Roberto Rispoli

Roberto Rispoli

Roberto Rispoli

Executive chief of the Mavrommatis group, chief and owner of the restaurant Mulino Mule

France, Paris


  • 1* Mishelin


«The revival of the «forgotten grains». How to bake bread, which to taste Alain Ducasse?»

Roberto Rispoli is the creator of the first Italian Michelin restaurant in Paris.

Born in Pompeii not far from coastal Naples, Italian chef sharpened his skills under the tutelage of La Trattoria Toscana of Alain Ducasse in Milan before heading Il Carpaccio in 2010.

The Chef started to work on the kitchen at the age of 15. His first job was in a family fish restaurant near Naples.

Italian cuisine is more family and home-style cooking oriented.

It was important for Roberto to move to France. He wanted to go to Paris, because it is a city of gastronomy, and spent his time to see and learn new techniques in Paris, and then adapt these methods to his own kitchen.
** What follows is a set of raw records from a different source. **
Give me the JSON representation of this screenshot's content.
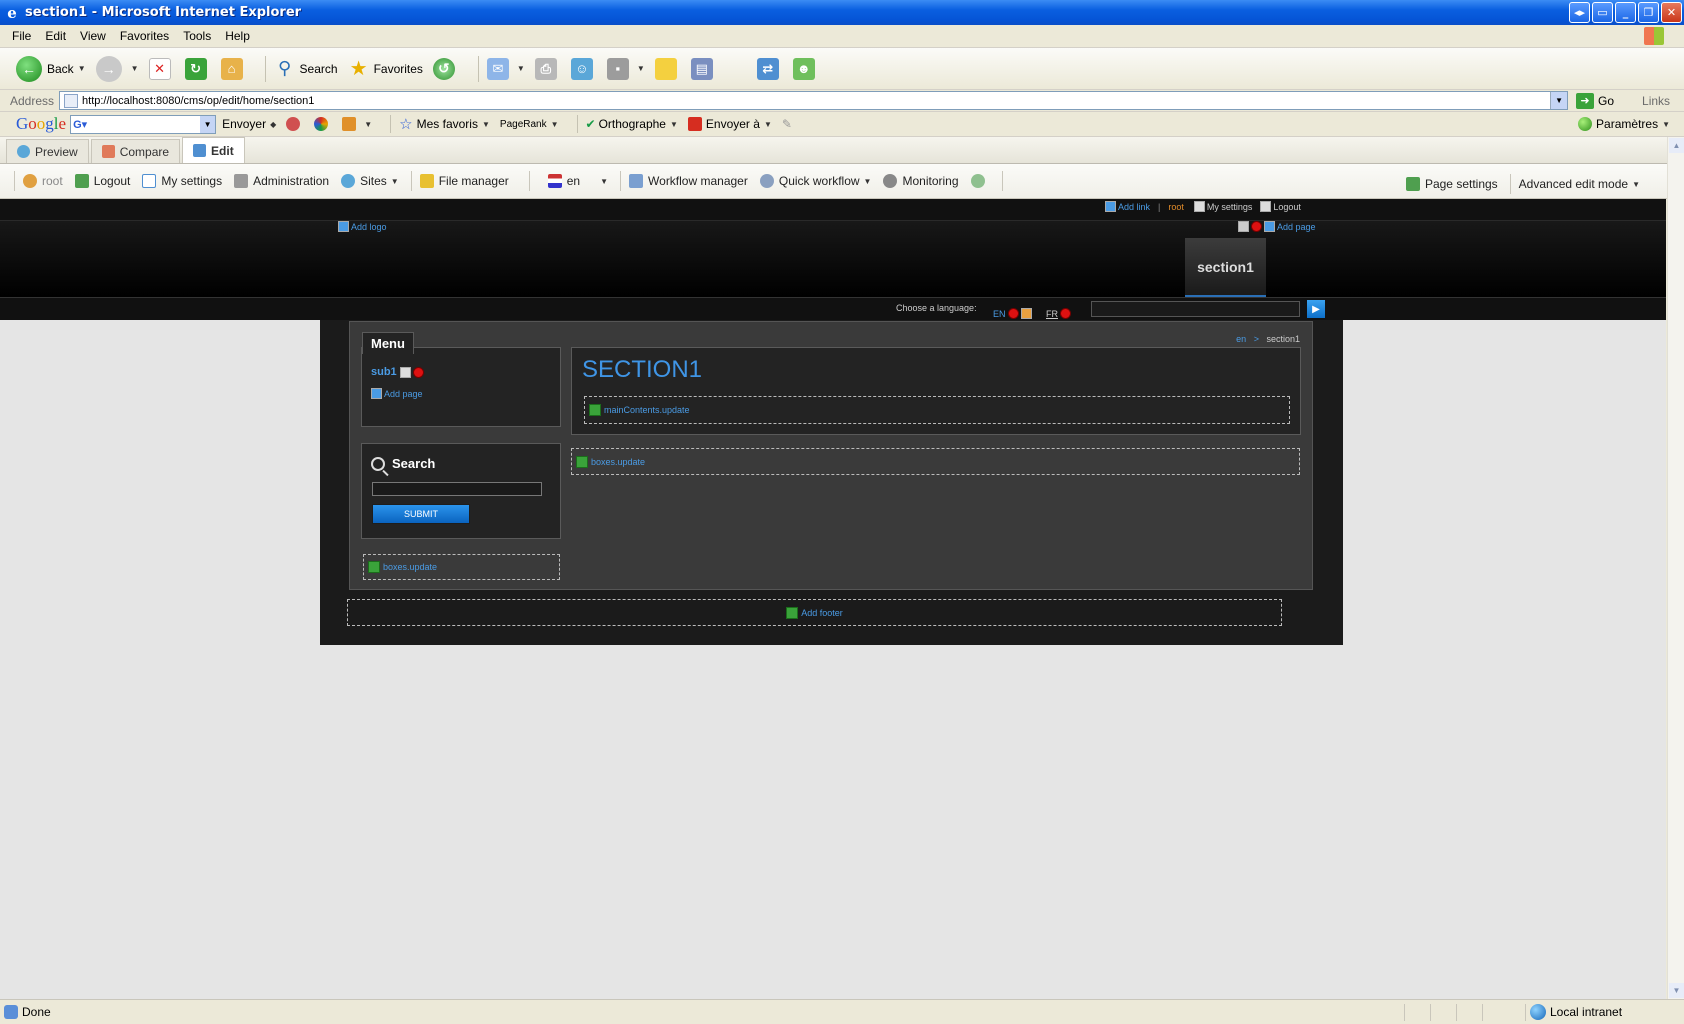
{
  "window": {
    "title": "section1 - Microsoft Internet Explorer"
  },
  "menubar": [
    "File",
    "Edit",
    "View",
    "Favorites",
    "Tools",
    "Help"
  ],
  "toolbar": {
    "back": "Back",
    "search": "Search",
    "favorites": "Favorites"
  },
  "address": {
    "label": "Address",
    "url": "http://localhost:8080/cms/op/edit/home/section1",
    "go": "Go",
    "links": "Links"
  },
  "google": {
    "envoyer": "Envoyer",
    "mes_favoris": "Mes favoris",
    "pagerank": "PageRank",
    "orthographe": "Orthographe",
    "envoyer_a": "Envoyer à",
    "parametres": "Paramètres"
  },
  "cms_tabs": {
    "preview": "Preview",
    "compare": "Compare",
    "edit": "Edit"
  },
  "cms_bar": {
    "user": "root",
    "logout": "Logout",
    "my_settings": "My settings",
    "administration": "Administration",
    "sites": "Sites",
    "file_manager": "File manager",
    "language": "en",
    "workflow_manager": "Workflow manager",
    "quick_workflow": "Quick workflow",
    "monitoring": "Monitoring",
    "page_settings": "Page settings",
    "advanced_edit_mode": "Advanced edit mode"
  },
  "site": {
    "add_link": "Add link",
    "user": "root",
    "my_settings": "My settings",
    "logout": "Logout",
    "add_logo": "Add logo",
    "add_page": "Add page",
    "nav_tab": "section1",
    "choose_language": "Choose a language:",
    "lang_en": "EN",
    "lang_fr": "FR",
    "breadcrumb_root": "en",
    "breadcrumb_sep": ">",
    "breadcrumb_current": "section1",
    "menu_title": "Menu",
    "menu_item": "sub1",
    "menu_add_page": "Add page",
    "search_title": "Search",
    "submit": "SUBMIT",
    "boxes_update": "boxes.update",
    "section_title": "SECTION1",
    "main_contents": "mainContents.update",
    "add_footer": "Add footer"
  },
  "status": {
    "text": "Done",
    "zone": "Local intranet"
  },
  "colors": {
    "link_blue": "#4a9be4",
    "title_blue": "#3f95e6",
    "xp_blue": "#0554d6"
  }
}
In Rispoli's menu there are several dishes that are 100 percent traditional Italian dishes from Naples, but there are also dishes with a French accent.

Three products that Roberto likes to work with:

  • Pasta as the most traditional product of Italian cuisine;
  • Tomatoes as a universal product, especially for people who lead a healthy lifestyle;
  • Anchovy water. It is made by placing anchovies that are not good enough to be served, under the press and squeezing out liquid from them. This liquid is salty, it conveys a unique Italian flavor.

The chef also opened his own business: a place where, by obtaining rare, forgotten varieties of Sicilian wheat, cooks by grinding grain with stone, produce whole-grain biological flour of different varieties, fresh pasta is made from it and offers ideas for the realization of products from it (bread, dishes). And all this in the very heart of Paris!